Remember, Medicaid will provide long-term care services only if you have little or no income and assets. However, the state will never require a living spouse to move out of their home. Once the person receiving Medicaid long-term care services dies, Texas will notify the estate representative or their heirs to let them know that the state intends to file a claim. The notice will ask for information so the state can decide whether to file a MERP claim.

The state may "look back" up to 60 months before application for Medicaid long-term care services to determine when income was reduced and resources were transferred.

If a person had a qualified Partnership Long-Term Care Insurance policy, the total amount of benefits paid by the policy would be sheltered from asset recovery. 

Learn more - Your Guide to the Medicaid Estate Recovery Program | Texas Health and Human Services

Rate Stability Rules

In addition, Texas consumers enjoy additional peace-of-mind as the state has adopted Long-Term Care Insurance Rate Stability Rules.  These rules, developed the National Association of Insurance Commissioners, makes it much harder for an insurance company to get an approved rate increase.

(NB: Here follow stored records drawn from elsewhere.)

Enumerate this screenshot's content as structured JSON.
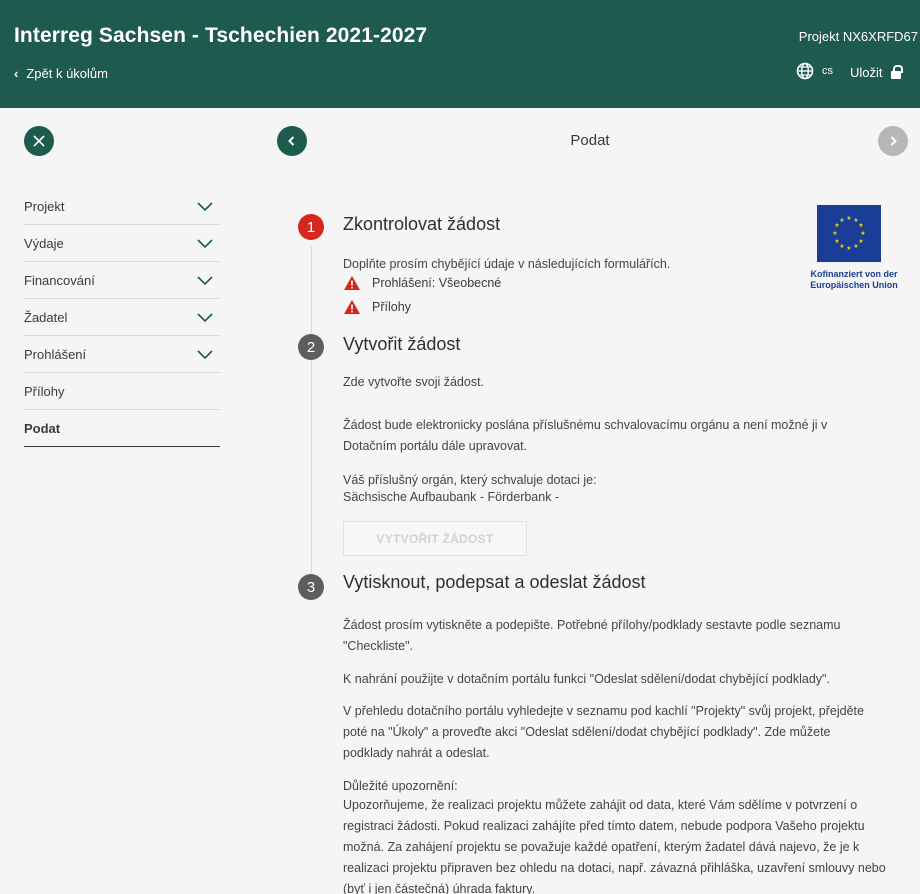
{
  "header": {
    "app_title": "Interreg Sachsen - Tschechien 2021-2027",
    "project_id": "Projekt NX6XRFD67",
    "back_label": "Zpět k úkolům",
    "language": "cs",
    "save_label": "Uložit"
  },
  "page": {
    "heading": "Podat"
  },
  "sidebar": {
    "items": [
      {
        "label": "Projekt",
        "expandable": true
      },
      {
        "label": "Výdaje",
        "expandable": true
      },
      {
        "label": "Financování",
        "expandable": true
      },
      {
        "label": "Žadatel",
        "expandable": true
      },
      {
        "label": "Prohlášení",
        "expandable": true
      },
      {
        "label": "Přílohy",
        "expandable": false
      },
      {
        "label": "Podat",
        "expandable": false,
        "active": true
      }
    ]
  },
  "steps": [
    {
      "number": "1",
      "title": "Zkontrolovat žádost",
      "status_color": "#d5271d",
      "text": "Doplňte prosím chybějící údaje v následujících formulářích.",
      "warnings": [
        "Prohlášení: Všeobecné",
        "Přílohy"
      ]
    },
    {
      "number": "2",
      "title": "Vytvořit žádost",
      "text1": "Zde vytvořte svoji žádost.",
      "text2": "Žádost bude elektronicky poslána příslušnému schvalovacímu orgánu a není možné ji v Dotačním portálu dále upravovat.",
      "text3": "Váš příslušný orgán, který schvaluje dotaci je:",
      "text4": "Sächsische Aufbaubank - Förderbank -",
      "button_label": "VYTVOŘIT ŽÁDOST"
    },
    {
      "number": "3",
      "title": "Vytisknout, podepsat a odeslat žádost",
      "p1": "Žádost prosím vytiskněte a podepište. Potřebné přílohy/podklady sestavte podle seznamu \"Checkliste\".",
      "p2": "K nahrání použijte v dotačním portálu funkci \"Odeslat sdělení/dodat chybějící podklady\".",
      "p3": "V přehledu dotačního portálu vyhledejte v seznamu pod kachlí \"Projekty\" svůj projekt, přejděte poté na \"Úkoly\" a proveďte akci \"Odeslat sdělení/dodat chybějící podklady\". Zde můžete podklady nahrát a odeslat.",
      "p4_title": "Důležité upozornění:",
      "p4": "Upozorňujeme, že realizaci projektu můžete zahájit od data, které Vám sdělíme v potvrzení o registraci žádosti. Pokud realizaci zahájíte před tímto datem, nebude podpora Vašeho projektu možná. Za zahájení projektu se považuje každé opatření, kterým žadatel dává najevo, že je k realizaci projektu připraven bez ohledu na dotaci, např. závazná přihláška, uzavření smlouvy nebo (byť i jen částečná) úhrada faktury."
    }
  ],
  "eu_logo": {
    "line1": "Kofinanziert von der",
    "line2": "Europäischen Union",
    "color": "#1a3e97"
  },
  "colors": {
    "brand": "#1f5a4e",
    "warning": "#d5271d"
  }
}
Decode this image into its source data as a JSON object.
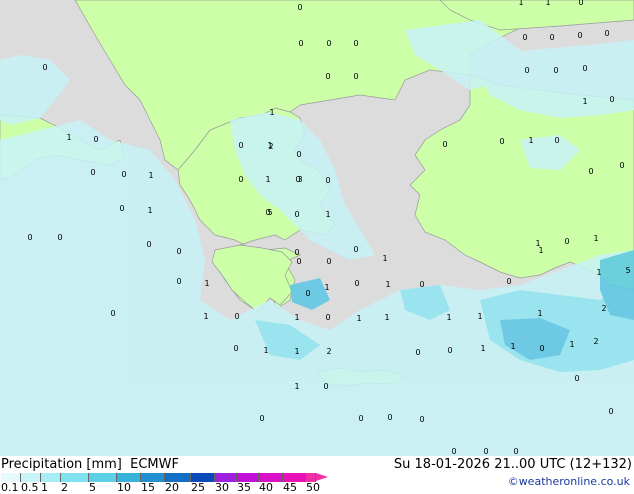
{
  "title": {
    "left": "Precipitation [mm]  ECMWF",
    "right": "Su 18-01-2026 21..00 UTC (12+132)"
  },
  "credit": "©weatheronline.co.uk",
  "legend": {
    "ticks": [
      "0.1",
      "0.5",
      "1",
      "2",
      "5",
      "10",
      "15",
      "20",
      "25",
      "30",
      "35",
      "40",
      "45",
      "50"
    ],
    "colors": [
      "#e6f9fb",
      "#c8f3f8",
      "#a6edf5",
      "#7fe2ee",
      "#5bd0e6",
      "#39b2db",
      "#2090d0",
      "#1070c6",
      "#0a4ab8",
      "#a020e0",
      "#c010d8",
      "#d810c8",
      "#e810b8",
      "#f030a8"
    ]
  },
  "colors": {
    "sea": "#dcdcdc",
    "land": "#ccffa8",
    "border": "#9a9a9a",
    "precip_light": "#c8f3f8",
    "precip_mid": "#8ee6f2",
    "precip_heavy": "#5bc8e6"
  },
  "values": [
    "0",
    "1",
    "2",
    "3",
    "5"
  ],
  "map_labels": [
    {
      "t": "0"
    },
    {
      "t": "1"
    },
    {
      "t": "1"
    },
    {
      "t": "0"
    },
    {
      "t": "0"
    },
    {
      "t": "0"
    },
    {
      "t": "0"
    },
    {
      "t": "0"
    },
    {
      "t": "0"
    },
    {
      "t": "0"
    },
    {
      "t": "0"
    },
    {
      "t": "0"
    },
    {
      "t": "0"
    },
    {
      "t": "0"
    },
    {
      "t": "0"
    },
    {
      "t": "0"
    },
    {
      "t": "0"
    },
    {
      "t": "1"
    },
    {
      "t": "1"
    },
    {
      "t": "0"
    },
    {
      "t": "1"
    },
    {
      "t": "0"
    },
    {
      "t": "0"
    },
    {
      "t": "0"
    },
    {
      "t": "0"
    },
    {
      "t": "1"
    },
    {
      "t": "1"
    },
    {
      "t": "0"
    },
    {
      "t": "0"
    },
    {
      "t": "2"
    },
    {
      "t": "0"
    },
    {
      "t": "1"
    },
    {
      "t": "0"
    },
    {
      "t": "1"
    },
    {
      "t": "0"
    },
    {
      "t": "0"
    },
    {
      "t": "0"
    },
    {
      "t": "0"
    },
    {
      "t": "3"
    },
    {
      "t": "0"
    },
    {
      "t": "0"
    },
    {
      "t": "0"
    },
    {
      "t": "1"
    },
    {
      "t": "0"
    },
    {
      "t": "1"
    },
    {
      "t": "0"
    },
    {
      "t": "5"
    },
    {
      "t": "1"
    },
    {
      "t": "0"
    },
    {
      "t": "1"
    },
    {
      "t": "0"
    },
    {
      "t": "0"
    },
    {
      "t": "0"
    },
    {
      "t": "0"
    },
    {
      "t": "1"
    },
    {
      "t": "0"
    },
    {
      "t": "1"
    },
    {
      "t": "0"
    },
    {
      "t": "0"
    },
    {
      "t": "1"
    },
    {
      "t": "5"
    },
    {
      "t": "0"
    },
    {
      "t": "0"
    },
    {
      "t": "1"
    },
    {
      "t": "1"
    },
    {
      "t": "0"
    },
    {
      "t": "0"
    },
    {
      "t": "0"
    },
    {
      "t": "1"
    },
    {
      "t": "0"
    },
    {
      "t": "1"
    },
    {
      "t": "0"
    },
    {
      "t": "1"
    },
    {
      "t": "0"
    },
    {
      "t": "1"
    },
    {
      "t": "1"
    },
    {
      "t": "1"
    },
    {
      "t": "1"
    },
    {
      "t": "0"
    },
    {
      "t": "1"
    },
    {
      "t": "1"
    },
    {
      "t": "0"
    },
    {
      "t": "0"
    },
    {
      "t": "0"
    },
    {
      "t": "2"
    },
    {
      "t": "1"
    },
    {
      "t": "1"
    },
    {
      "t": "2"
    },
    {
      "t": "1"
    },
    {
      "t": "2"
    },
    {
      "t": "1"
    },
    {
      "t": "0"
    },
    {
      "t": "1"
    },
    {
      "t": "0"
    },
    {
      "t": "0"
    },
    {
      "t": "0"
    },
    {
      "t": "0"
    },
    {
      "t": "0"
    },
    {
      "t": "0"
    },
    {
      "t": "0"
    },
    {
      "t": "0"
    },
    {
      "t": "0"
    }
  ]
}
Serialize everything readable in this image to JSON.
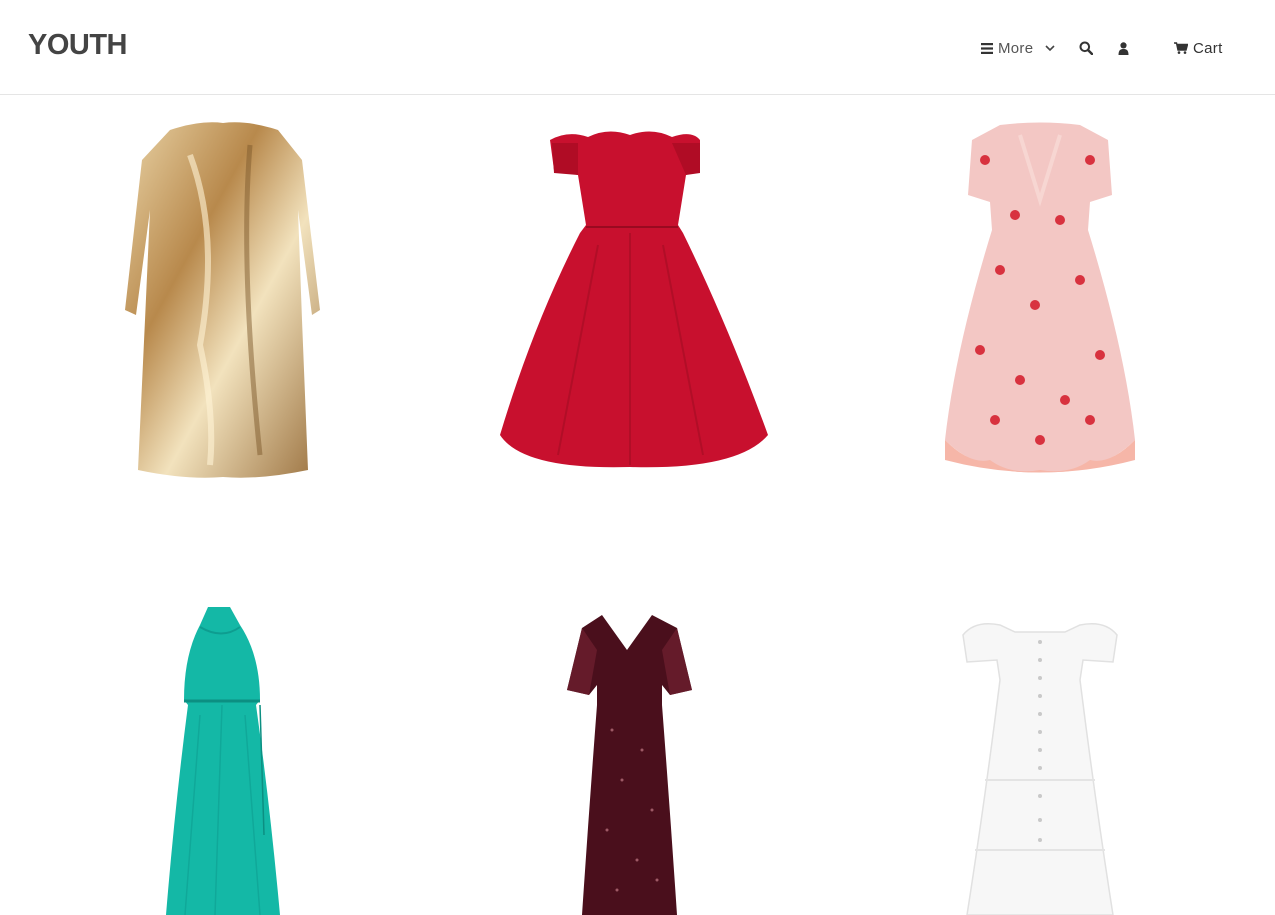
{
  "header": {
    "logo": "YOUTH",
    "nav": {
      "more_label": "More",
      "cart_label": "Cart"
    },
    "icons": [
      "menu-icon",
      "chevron-down-icon",
      "search-icon",
      "user-icon",
      "cart-icon"
    ]
  },
  "products": [
    {
      "name": "gold-sequin-dress",
      "color": "#c9a46a"
    },
    {
      "name": "red-off-shoulder-dress",
      "color": "#c8102e"
    },
    {
      "name": "pink-strawberry-tulle-dress",
      "color": "#f3c7c4"
    },
    {
      "name": "teal-halter-maxi-dress",
      "color": "#14b8a6"
    },
    {
      "name": "burgundy-sequin-gown",
      "color": "#4a0f1c"
    },
    {
      "name": "white-puff-sleeve-dress",
      "color": "#f7f7f7"
    }
  ]
}
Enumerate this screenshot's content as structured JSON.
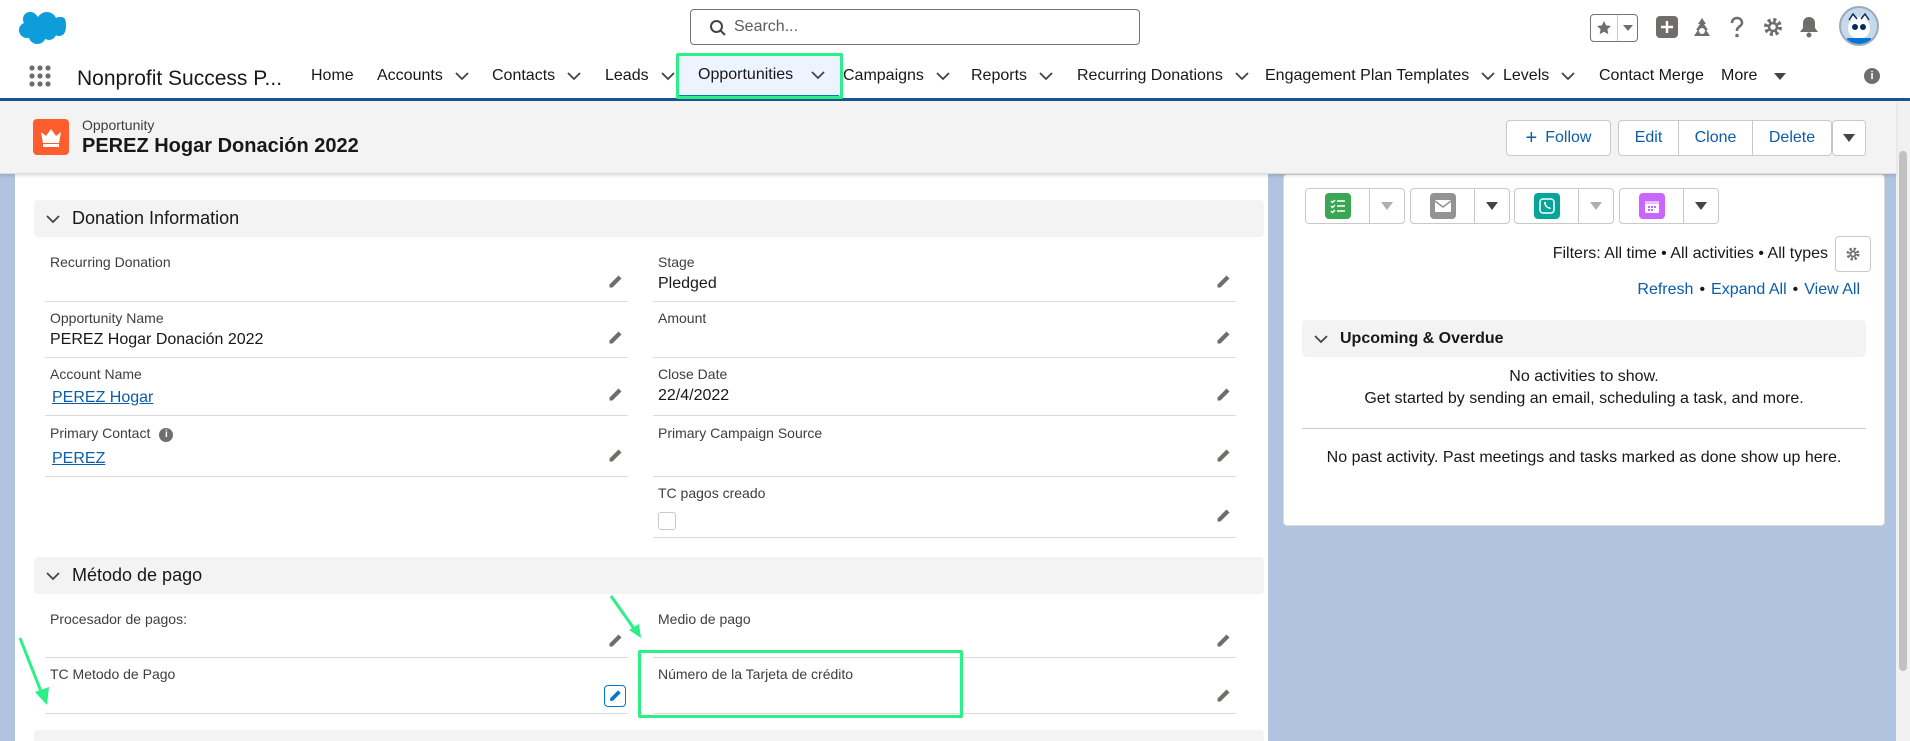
{
  "header": {
    "search_placeholder": "Search..."
  },
  "nav": {
    "app_name": "Nonprofit Success P...",
    "items": [
      {
        "label": "Home"
      },
      {
        "label": "Accounts"
      },
      {
        "label": "Contacts"
      },
      {
        "label": "Leads"
      },
      {
        "label": "Opportunities",
        "active": true
      },
      {
        "label": "Campaigns"
      },
      {
        "label": "Reports"
      },
      {
        "label": "Recurring Donations"
      },
      {
        "label": "Engagement Plan Templates"
      },
      {
        "label": "Levels"
      },
      {
        "label": "Contact Merge"
      },
      {
        "label": "More"
      }
    ]
  },
  "record": {
    "type": "Opportunity",
    "title": "PEREZ Hogar Donación 2022",
    "actions": {
      "follow": "Follow",
      "edit": "Edit",
      "clone": "Clone",
      "delete": "Delete"
    }
  },
  "donation_section": {
    "title": "Donation Information",
    "fields": {
      "recurring_donation": {
        "label": "Recurring Donation",
        "value": ""
      },
      "stage": {
        "label": "Stage",
        "value": "Pledged"
      },
      "opportunity_name": {
        "label": "Opportunity Name",
        "value": "PEREZ Hogar Donación 2022"
      },
      "amount": {
        "label": "Amount",
        "value": ""
      },
      "account_name": {
        "label": "Account Name",
        "value": "PEREZ Hogar"
      },
      "close_date": {
        "label": "Close Date",
        "value": "22/4/2022"
      },
      "primary_contact": {
        "label": "Primary Contact",
        "value": "PEREZ"
      },
      "primary_campaign_source": {
        "label": "Primary Campaign Source",
        "value": ""
      },
      "tc_pagos_creado": {
        "label": "TC pagos creado",
        "checked": false
      }
    }
  },
  "payment_section": {
    "title": "Método de pago",
    "fields": {
      "procesador": {
        "label": "Procesador de pagos:",
        "value": ""
      },
      "medio": {
        "label": "Medio de pago",
        "value": ""
      },
      "tc_metodo": {
        "label": "TC Metodo de Pago",
        "value": ""
      },
      "numero_tarjeta": {
        "label": "Número de la Tarjeta de crédito",
        "value": ""
      }
    }
  },
  "activity": {
    "filters": "Filters: All time • All activities • All types",
    "links": {
      "refresh": "Refresh",
      "expand": "Expand All",
      "view": "View All"
    },
    "upcoming_title": "Upcoming & Overdue",
    "no_activities": "No activities to show.",
    "get_started": "Get started by sending an email, scheduling a task, and more.",
    "no_past": "No past activity. Past meetings and tasks marked as done show up here.",
    "buttons": [
      {
        "icon": "task-icon",
        "color": "#3ba755"
      },
      {
        "icon": "email-icon",
        "color": "#939393"
      },
      {
        "icon": "call-icon",
        "color": "#06a59a"
      },
      {
        "icon": "event-icon",
        "color": "#cb65ff"
      }
    ]
  },
  "colors": {
    "highlight": "#2cf087",
    "brand": "#0176d3",
    "link": "#0b5cab",
    "opportunity_icon": "#ff5d2d"
  }
}
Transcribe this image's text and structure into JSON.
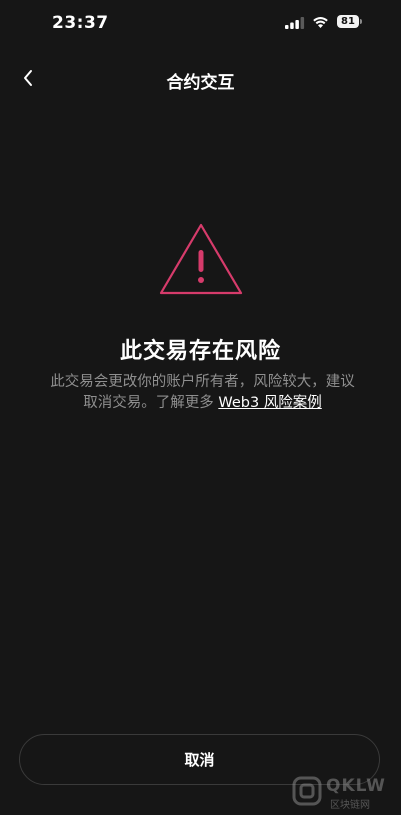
{
  "status_bar": {
    "time": "23:37",
    "battery_level": "81",
    "signal_icon": "cellular-signal-icon",
    "wifi_icon": "wifi-icon"
  },
  "nav": {
    "title": "合约交互",
    "back_icon": "chevron-left-icon"
  },
  "warning": {
    "icon": "warning-triangle-icon",
    "icon_color": "#d63b6b",
    "title": "此交易存在风险",
    "description_line1": "此交易会更改你的账户所有者，风险较大，建议",
    "description_line2": "取消交易。了解更多",
    "link_text": "Web3 风险案例"
  },
  "actions": {
    "cancel_label": "取消"
  },
  "watermark": {
    "brand": "QKLW",
    "sub": "区块链网"
  },
  "colors": {
    "background": "#161616",
    "text_primary": "#ffffff",
    "text_secondary": "#8f8f8f",
    "accent_warning": "#d63b6b"
  }
}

Products Approved in Texas

A variety of products are approved in Texas for Long-Term Care planning. These include traditional plans in addition to partnership certified policies, limited-duration policies, and asset-based “hybrid” policies.

Tax Incentives

Texas does not offer any state tax incentive for qualified long-term care insurance as there is no state income tax. However, federal tax incentives are available.

Reverse Mortgages in Texas

Texas residents can use reverse mortgages for various reasons, including to produce tax-free income in retirement, reduce expenses, fund Long-Term Care Insurance, or even provide long-term health care when other options are unavailable. 

You can receive a lump sum or monthly payments, which adds a lot of flexibility depending on your needs. 

There are rules in Texas that apply. An eligible borrower for a reverse mortgage must be aged 62 or older. The home must be your principal residence. In addition, you should have substantial equity and have no other liens against the home. 

As a borrower, you remain responsible for your property taxes, homeowners insurance, and home upkeep. If you fail to do so, it could result in foreclosure.

Learn more about reverse mortgages by clicking here.

*The federal government sets a new minimum and maximum amounts each year, but states can set their own minimum requirements at any level between the federal limits. This information is based on the best available sources.